Difficulty: Advanced

Time: Approximately 15 minutes

Control Groups (cgroups) are a feature of the Linux kernel that allow you to limit the access processes and containers have to system resources such as CPU, RAM, IOPS and network.

In this lab you will use cgroups to limit the resources available to Docker containers. You will see how to pin a container to specific CPU cores, limit the number of CPU shares a container has, as well as how to prevent a fork bomb from taking down a Docker Host.

You will complete the following steps as part of this lab.

Prerequisites

You will need all of the following to complete this lab:

Step 1: cgroups and the Docker CLI

The docker run command provides many flags that allow you to apply cgroup limitations to new containers. The following flags are of note for this lab:

   $ docker run --help
...
  --cpu-shares                    CPU shares (relative weight)
  ...
  --cpuset-cpus                   CPUs in which to allow execution (0-3, 0,1)
  ...
  --pids-limit                    Tune container pids limit (set -1 for unlimited)

For more information on cgroup related flags available to the docker run command, see the docker run reference guide.

Step 2: Max-out two CPUs

In this step you’ll start a new container that will max out two CPU cores. You will need htop installed on your Docker Host, and you will need to be running a Docker Host that has two or more CPU cores. This step will still work if your Docker Host only has a single core. However, some of the htop outputs will be slightly different.

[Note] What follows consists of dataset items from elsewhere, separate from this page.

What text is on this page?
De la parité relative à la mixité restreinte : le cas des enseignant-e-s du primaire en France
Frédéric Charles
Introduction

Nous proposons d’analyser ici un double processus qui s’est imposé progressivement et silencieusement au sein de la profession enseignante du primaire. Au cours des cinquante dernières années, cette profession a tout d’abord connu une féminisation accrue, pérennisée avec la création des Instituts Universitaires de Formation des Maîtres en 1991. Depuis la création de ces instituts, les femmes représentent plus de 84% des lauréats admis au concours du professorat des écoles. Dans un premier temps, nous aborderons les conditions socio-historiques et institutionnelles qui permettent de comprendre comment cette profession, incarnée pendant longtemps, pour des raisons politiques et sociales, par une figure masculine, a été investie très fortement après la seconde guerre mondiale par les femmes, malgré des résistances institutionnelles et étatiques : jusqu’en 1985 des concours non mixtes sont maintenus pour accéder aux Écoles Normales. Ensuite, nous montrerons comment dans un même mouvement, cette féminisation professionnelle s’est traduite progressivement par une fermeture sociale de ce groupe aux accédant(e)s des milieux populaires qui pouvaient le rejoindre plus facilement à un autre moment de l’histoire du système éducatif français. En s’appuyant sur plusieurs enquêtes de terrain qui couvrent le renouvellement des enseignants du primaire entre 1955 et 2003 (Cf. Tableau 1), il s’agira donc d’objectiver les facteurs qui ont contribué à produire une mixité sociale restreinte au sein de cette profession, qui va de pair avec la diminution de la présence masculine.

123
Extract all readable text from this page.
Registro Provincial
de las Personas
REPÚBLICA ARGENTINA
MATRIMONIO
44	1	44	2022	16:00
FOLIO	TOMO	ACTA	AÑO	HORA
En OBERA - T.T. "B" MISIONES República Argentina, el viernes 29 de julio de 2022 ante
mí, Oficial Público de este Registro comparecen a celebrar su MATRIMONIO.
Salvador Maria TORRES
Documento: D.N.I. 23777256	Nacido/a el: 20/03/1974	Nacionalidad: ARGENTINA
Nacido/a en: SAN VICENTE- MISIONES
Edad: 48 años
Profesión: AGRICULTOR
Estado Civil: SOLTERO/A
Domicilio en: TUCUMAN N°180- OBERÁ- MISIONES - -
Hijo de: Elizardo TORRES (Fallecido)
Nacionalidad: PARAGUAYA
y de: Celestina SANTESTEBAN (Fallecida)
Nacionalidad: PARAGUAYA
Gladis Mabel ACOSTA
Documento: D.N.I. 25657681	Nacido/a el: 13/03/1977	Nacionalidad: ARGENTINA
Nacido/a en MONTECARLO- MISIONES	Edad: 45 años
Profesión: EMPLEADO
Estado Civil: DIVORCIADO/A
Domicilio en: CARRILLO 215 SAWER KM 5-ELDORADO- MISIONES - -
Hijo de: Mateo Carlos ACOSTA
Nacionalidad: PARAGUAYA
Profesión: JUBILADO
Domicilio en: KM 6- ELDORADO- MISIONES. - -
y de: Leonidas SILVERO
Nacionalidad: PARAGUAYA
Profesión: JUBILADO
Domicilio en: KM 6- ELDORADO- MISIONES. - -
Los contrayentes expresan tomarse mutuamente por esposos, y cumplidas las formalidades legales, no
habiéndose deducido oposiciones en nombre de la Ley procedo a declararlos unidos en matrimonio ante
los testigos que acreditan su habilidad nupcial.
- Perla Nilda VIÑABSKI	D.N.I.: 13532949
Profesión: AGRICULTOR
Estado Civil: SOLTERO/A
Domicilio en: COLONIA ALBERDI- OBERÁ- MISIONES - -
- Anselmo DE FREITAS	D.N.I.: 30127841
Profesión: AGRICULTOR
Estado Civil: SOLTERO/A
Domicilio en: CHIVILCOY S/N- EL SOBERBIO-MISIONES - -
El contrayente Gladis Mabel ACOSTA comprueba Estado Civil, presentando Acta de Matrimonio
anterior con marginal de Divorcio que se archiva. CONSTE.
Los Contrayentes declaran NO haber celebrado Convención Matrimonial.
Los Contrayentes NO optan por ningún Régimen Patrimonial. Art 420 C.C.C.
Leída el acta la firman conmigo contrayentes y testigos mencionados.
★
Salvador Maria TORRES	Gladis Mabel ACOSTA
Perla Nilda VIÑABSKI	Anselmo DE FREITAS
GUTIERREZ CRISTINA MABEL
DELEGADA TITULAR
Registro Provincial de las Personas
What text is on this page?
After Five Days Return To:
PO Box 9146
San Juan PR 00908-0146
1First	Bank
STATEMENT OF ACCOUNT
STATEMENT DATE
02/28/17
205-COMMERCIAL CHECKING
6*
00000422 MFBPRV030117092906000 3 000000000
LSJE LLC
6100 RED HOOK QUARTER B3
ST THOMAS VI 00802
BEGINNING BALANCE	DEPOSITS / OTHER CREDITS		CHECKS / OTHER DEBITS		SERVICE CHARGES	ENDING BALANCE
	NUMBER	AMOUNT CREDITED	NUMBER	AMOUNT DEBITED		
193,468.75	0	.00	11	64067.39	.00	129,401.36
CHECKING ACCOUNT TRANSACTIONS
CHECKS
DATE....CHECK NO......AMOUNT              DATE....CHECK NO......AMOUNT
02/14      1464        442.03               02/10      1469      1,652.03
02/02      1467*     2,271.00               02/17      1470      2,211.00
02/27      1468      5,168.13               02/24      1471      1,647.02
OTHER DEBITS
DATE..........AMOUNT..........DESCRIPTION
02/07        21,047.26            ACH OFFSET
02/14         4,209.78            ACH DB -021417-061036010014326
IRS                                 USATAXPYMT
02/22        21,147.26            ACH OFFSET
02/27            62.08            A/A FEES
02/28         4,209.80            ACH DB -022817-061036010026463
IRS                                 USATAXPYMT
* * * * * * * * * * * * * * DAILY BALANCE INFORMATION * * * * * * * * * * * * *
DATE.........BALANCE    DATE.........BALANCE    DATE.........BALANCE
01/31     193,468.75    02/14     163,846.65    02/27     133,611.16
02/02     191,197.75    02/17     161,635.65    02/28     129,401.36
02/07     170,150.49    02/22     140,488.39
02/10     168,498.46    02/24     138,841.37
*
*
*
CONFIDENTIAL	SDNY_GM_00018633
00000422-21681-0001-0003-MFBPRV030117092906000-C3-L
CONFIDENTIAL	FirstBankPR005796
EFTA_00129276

  1. If you haven’t already done so, install htop on your Docker Host.

Ubuntu with apt.

  $ sudo apt-get install htop

CentOS with yum.

  $ sudo yum install htop
  1. Clone the lab’s GitHub repo locally on your Docker Host and change into the cgroups/cpu-stress directory.

    $ sudo git clone https://github.com/docker/labs.git
    Cloning into 'labs'...
    remote: Counting objects: 1638, done.
    Receiving objects: 100% (1638/1638), 8.84 MiB | 2.37 MiB/s, done.
    Resolving deltas:  22% (33/148)   d 0 (delta 0), pack-reused 1638
    Resolving deltas: 100% (148/148), done.
    Checking connectivity... done.
    Checking out files: 100% (1389/1389), done.
    
    $ cd labs/security/cgroups/cpu-stress
    
  2. Verify that the directory has a single Dockerfile and a single docker-compose.yml file.

    $ ls -l
    -rw-r--r-- 1 root root 23 Jul 11 09:49 docker-compose.yml
    -rw-r--r-- 1 root root 85 Jul 11 09:49 Dockerfile
    
  3. Inspect the contents of the Dockerfile.

    $ cat Dockerfile
    FROM ubuntu:latest
    
    RUN apt-get update && apt-get install -y stress
    
    CMD stress -c 2
    

As you can see, the Dockerfile describes a simple Ubuntu-based container that runs a single command stress -c 2. This command spawns two processes - both spinning on sqrt(). The effect of this command is to stress two CPU cores.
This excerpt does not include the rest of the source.